Bush's `moral vision' leaves no room for error

April 19, 2004|By Ellen Goodman

BOSTON - Maybe I shouldn't be hard on the president for flunking his pop quiz on foreign policy. After all, it wasn't a take-home exam, and he didn't have Dick Cheney by his side.

But when a reporter at the prime-time news conference asked what errors he had made and what lessons he had learned, the president was stumped.

"I'm sure something will pop into my head here in the midst of this press conference, with all the pressure of trying to come up with an answer, but it hadn't yet," he said.

After another golly-gee-whiz stumble, he added, "You just put me under the spot here and maybe I'm not as quick on my feet as I should be in coming up with one."

Of course, if he needs a little help, I'm happy to share a few of the greatest hits from his bloopers reel. Mistakes? Howsabout them weapons of mass destruction? Howsabout the persistent links to nuclear weapons? Howsabout the connection between Saddam Hussein and 9/11? Howsabout the "Mission Accomplished" speech, or the idea that Iraqis would see us as liberators, not occupiers? Anyone hear an "oops"?

In the aftermath, many called the president's answer a savvy political strategy: Strong men never say they're sorry.

But I think there's something much more chilling going on. He truly doesn't believe he made any mistakes.

Last year, we launched a pre-emptive, nearly unilateral war on the grounds that Mr. Hussein was an imminent threat to our nation. Now the moral justification for this war has simply, seamlessly and without explanation morphed from defending ourselves to "changing the world."

The president said that even if he'd known then what he knows today, he still would have invaded Iraq. In an honest, passionate moment, he proclaimed, "Freedom is the Almighty's gift to every man and woman in this world. And as the greatest power on the face of the Earth, we have an obligation to help the spread of freedom. ... That is what we have been called to do, as far as I'm concerned."

But is that what the Senate felt called to do when it gave him the chit for war? Or the country?

It's not just that "weapons of mass destruction" have become "weapons of mass destruction program-related activities." The commander in chief has become the evangelist.
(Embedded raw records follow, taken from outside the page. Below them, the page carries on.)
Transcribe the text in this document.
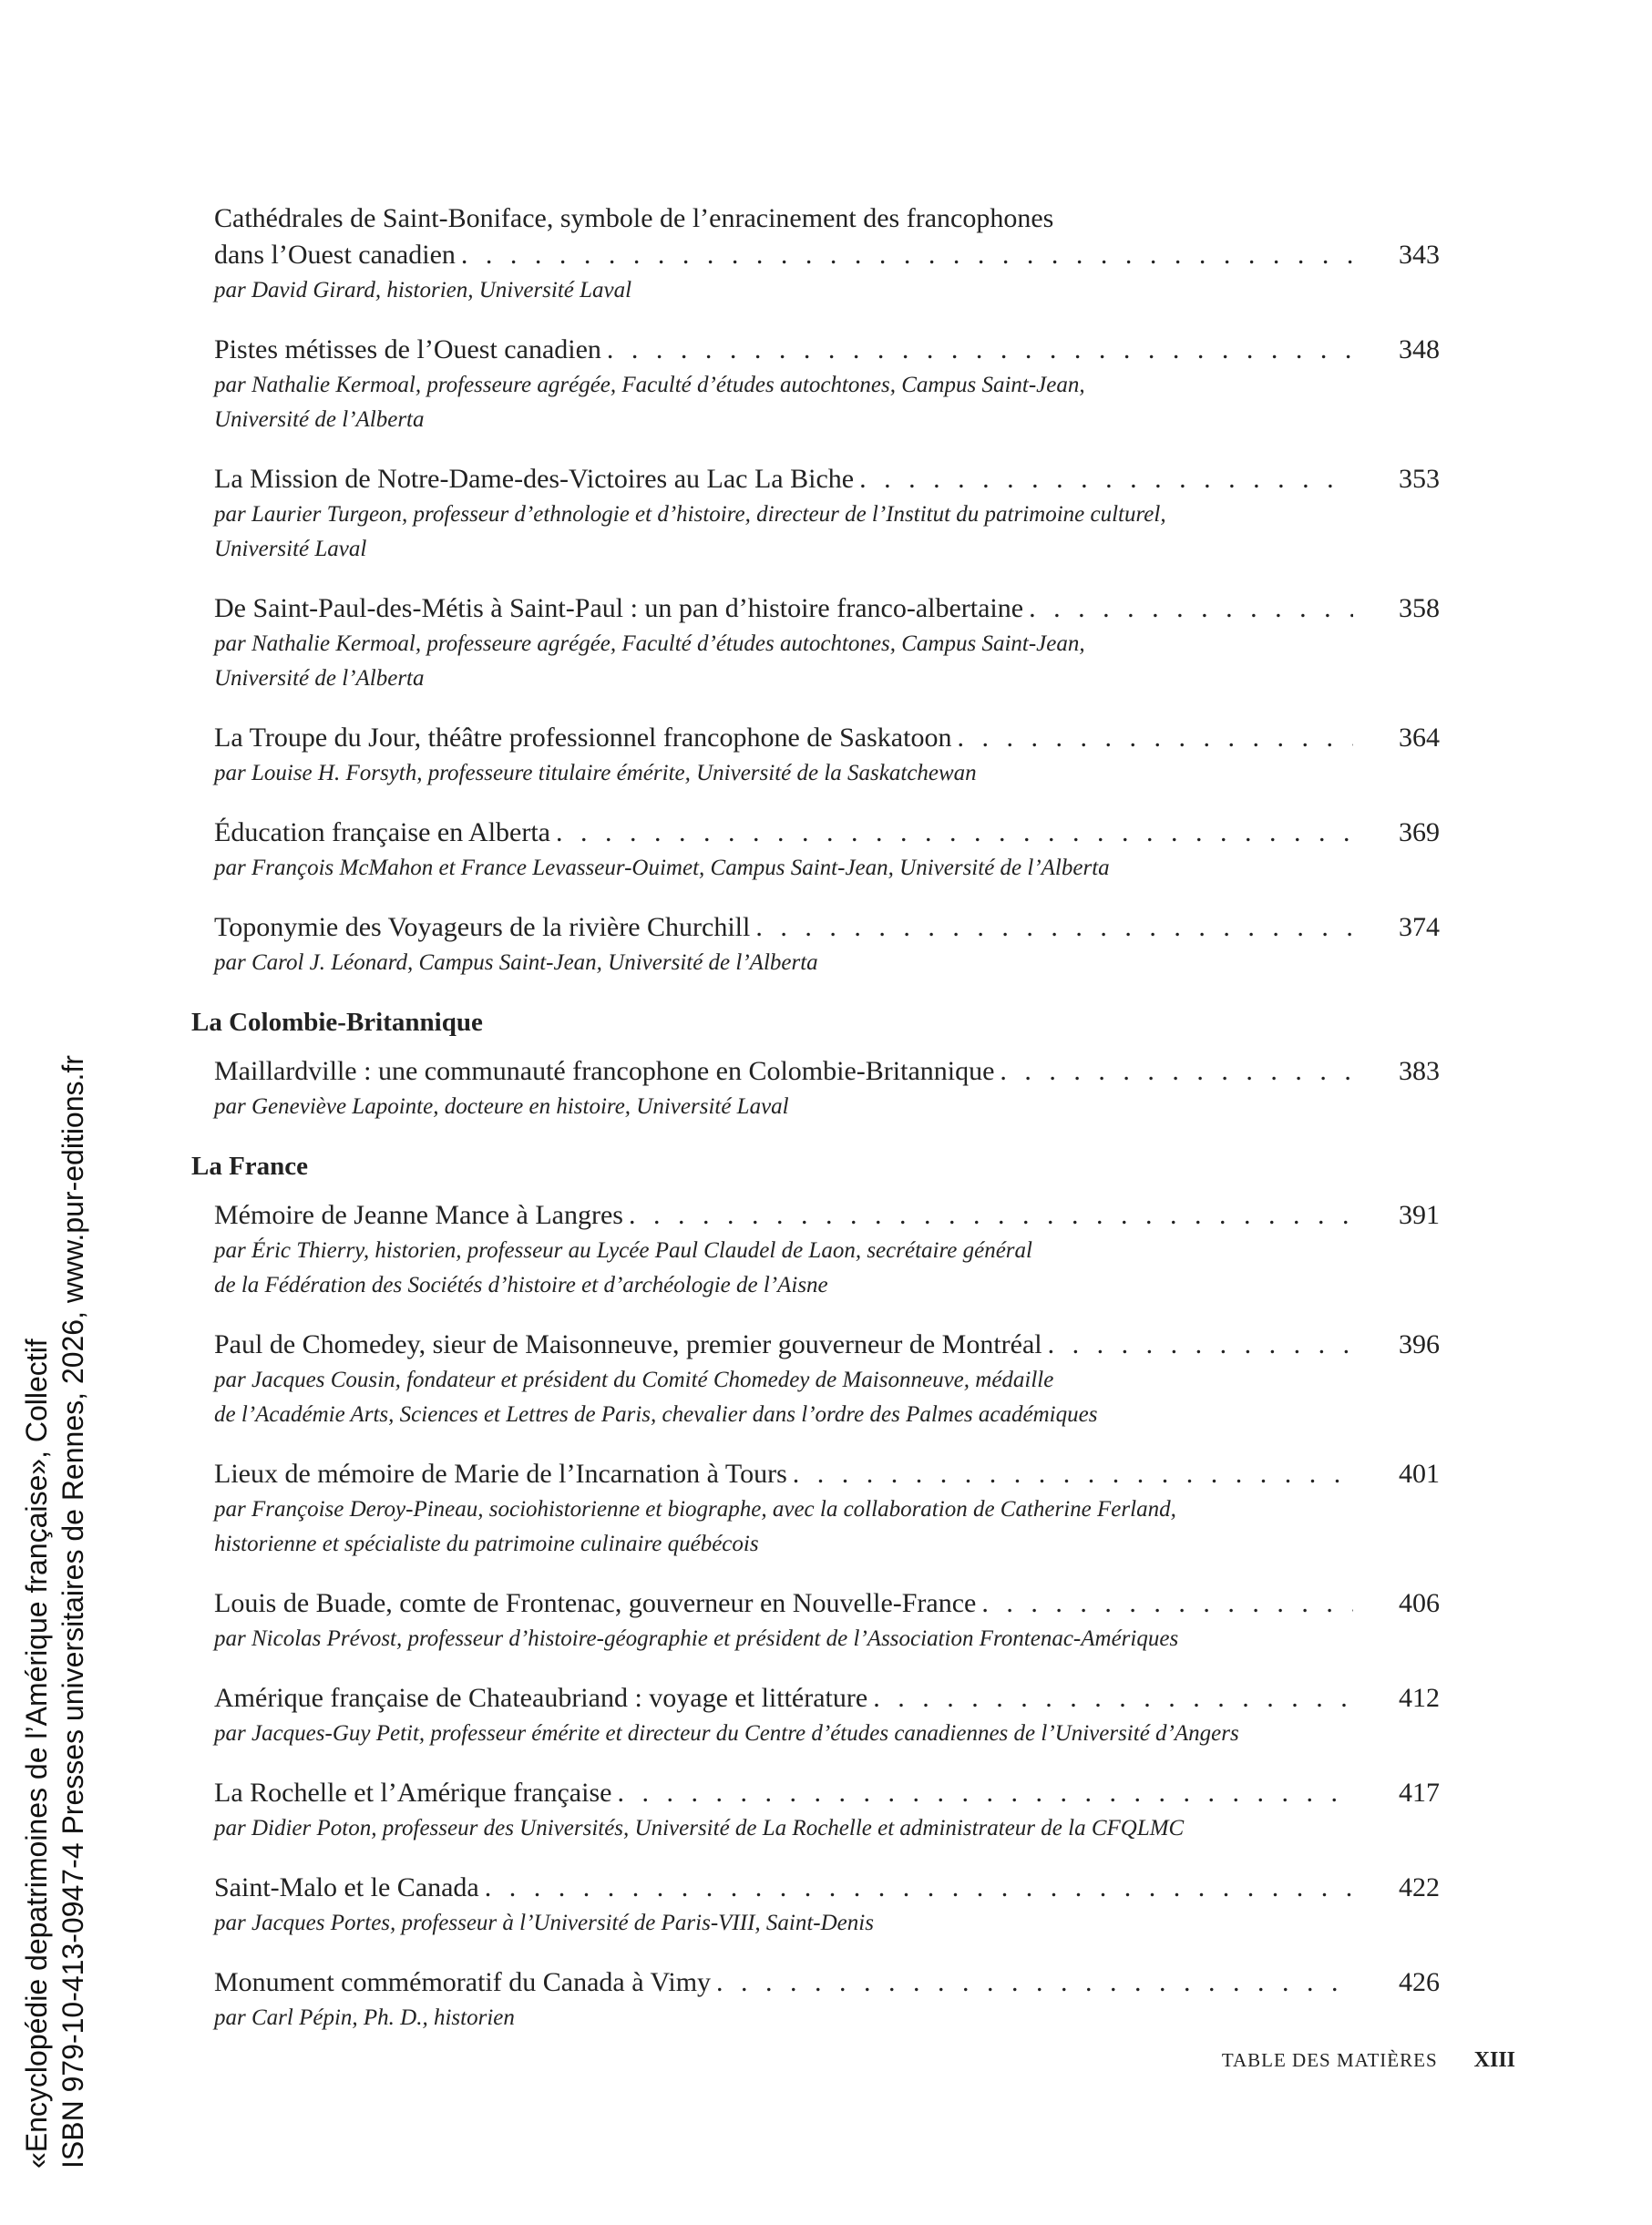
«Encyclopédie depatrimoines de l’Amérique française», Collectif ISBN 979-10-413-0947-4 Presses universitaires de Rennes, 2026, www.pur-editions.fr
Cathédrales de Saint-Boniface, symbole de l’enracinement des francophones
dans l’Ouest canadien . . .	343
par David Girard, historien, Université Laval
Pistes métisses de l’Ouest canadien . . .	348
par Nathalie Kermoal, professeure agrégée, Faculté d’études autochtones, Campus Saint-Jean,
Université de l’Alberta
La Mission de Notre-Dame-des-Victoires au Lac La Biche . . .	353
par Laurier Turgeon, professeur d’ethnologie et d’histoire, directeur de l’Institut du patrimoine culturel,
Université Laval
De Saint-Paul-des-Métis à Saint-Paul : un pan d’histoire franco-albertaine . . .	358
par Nathalie Kermoal, professeure agrégée, Faculté d’études autochtones, Campus Saint-Jean,
Université de l’Alberta
La Troupe du Jour, théâtre professionnel francophone de Saskatoon . . .	364
par Louise H. Forsyth, professeure titulaire émérite, Université de la Saskatchewan
Éducation française en Alberta . . .	369
par François McMahon et France Levasseur-Ouimet, Campus Saint-Jean, Université de l’Alberta
Toponymie des Voyageurs de la rivière Churchill . . .	374
par Carol J. Léonard, Campus Saint-Jean, Université de l’Alberta
La Colombie-Britannique
Maillardville : une communauté francophone en Colombie-Britannique . . .	383
par Geneviève Lapointe, docteure en histoire, Université Laval
La France
Mémoire de Jeanne Mance à Langres . . .	391
par Éric Thierry, historien, professeur au Lycée Paul Claudel de Laon, secrétaire général
de la Fédération des Sociétés d’histoire et d’archéologie de l’Aisne
Paul de Chomedey, sieur de Maisonneuve, premier gouverneur de Montréal . . .	396
par Jacques Cousin, fondateur et président du Comité Chomedey de Maisonneuve, médaille
de l’Académie Arts, Sciences et Lettres de Paris, chevalier dans l’ordre des Palmes académiques
Lieux de mémoire de Marie de l’Incarnation à Tours . . .	401
par Françoise Deroy-Pineau, sociohistorienne et biographe, avec la collaboration de Catherine Ferland,
historienne et spécialiste du patrimoine culinaire québécois
Louis de Buade, comte de Frontenac, gouverneur en Nouvelle-France . . .	406
par Nicolas Prévost, professeur d’histoire-géographie et président de l’Association Frontenac-Amériques
Amérique française de Chateaubriand : voyage et littérature . . .	412
par Jacques-Guy Petit, professeur émérite et directeur du Centre d’études canadiennes de l’Université d’Angers
La Rochelle et l’Amérique française . . .	417
par Didier Poton, professeur des Universités, Université de La Rochelle et administrateur de la CFQLMC
Saint-Malo et le Canada . . .	422
par Jacques Portes, professeur à l’Université de Paris-VIII, Saint-Denis
Monument commémoratif du Canada à Vimy . . .	426
par Carl Pépin, Ph. D., historien
TABLE DES MATIÈRES XIII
Remember when we disparaged George the Father for his breezy dismissal of "the vision thing"? What was he? A mere pragmatist. Well, George the Son has the vision thing in its pure tunnel form: The facts don't blur the fixed view.

In Texas, they talk about a man who is all hat and no cattle. But in Washington, we have a Texan who is all vision and no reality.

When another reporter asked the president how he got "it" - the WMD, our welcome as liberators - so wrong, Mr. Bush stumbled again. Wrong isn't on his answer sheet because he's conflated two definitions of the same word: the wrong that's "incorrect" and the wrong that's "immoral."

And if what he's done is moral, it cannot be a mistake.

Time and again he has proudly described himself as a man who sees the world in black and white. "We are in a conflict between good and evil." "There is no neutral ground between good and evil." "You're either evil or you're good. This great nation stands on the side of good."

But what happens in his world when right people do wrong things? They don't. Morality is mistake-proof. If the mission is right, everything else is a detail.

Do I hear the word crusade?

Historian Alan Lichtman says the Bush vision "combines Teddy Roosevelt's triumphalism and the Rev. Jerry Falwell's moralism. If you are on a moral crusade, you cannot admit you are on the wrong path. If you are doing the good moral work, you cannot apologize."

Right and wrong are not facts; they're ideals.

The terrible irony is that Iraq has - now - become a front line in the war on terror and a training ground for terrorists. We can't declare victory and leave, as was said of Vietnam. It is indeed unthinkable to depose a tyrant and see him replaced by civil war or a religious despot. We are left seeking a pragmatist to lead us out of Mr. Bush's ideological mess.

The other day, a 20-year-old corporal fighting in Fallujah said, "I just hope we end up improving this country. Otherwise, I'll figure this was a waste of time."

These young men and women are left to correct the mistakes of a president who doesn't even know he made them. So much for the vision thing.

Ellen Goodman is a columnist for The Boston Globe. Her column appears Mondays and Thursdays in The Sun.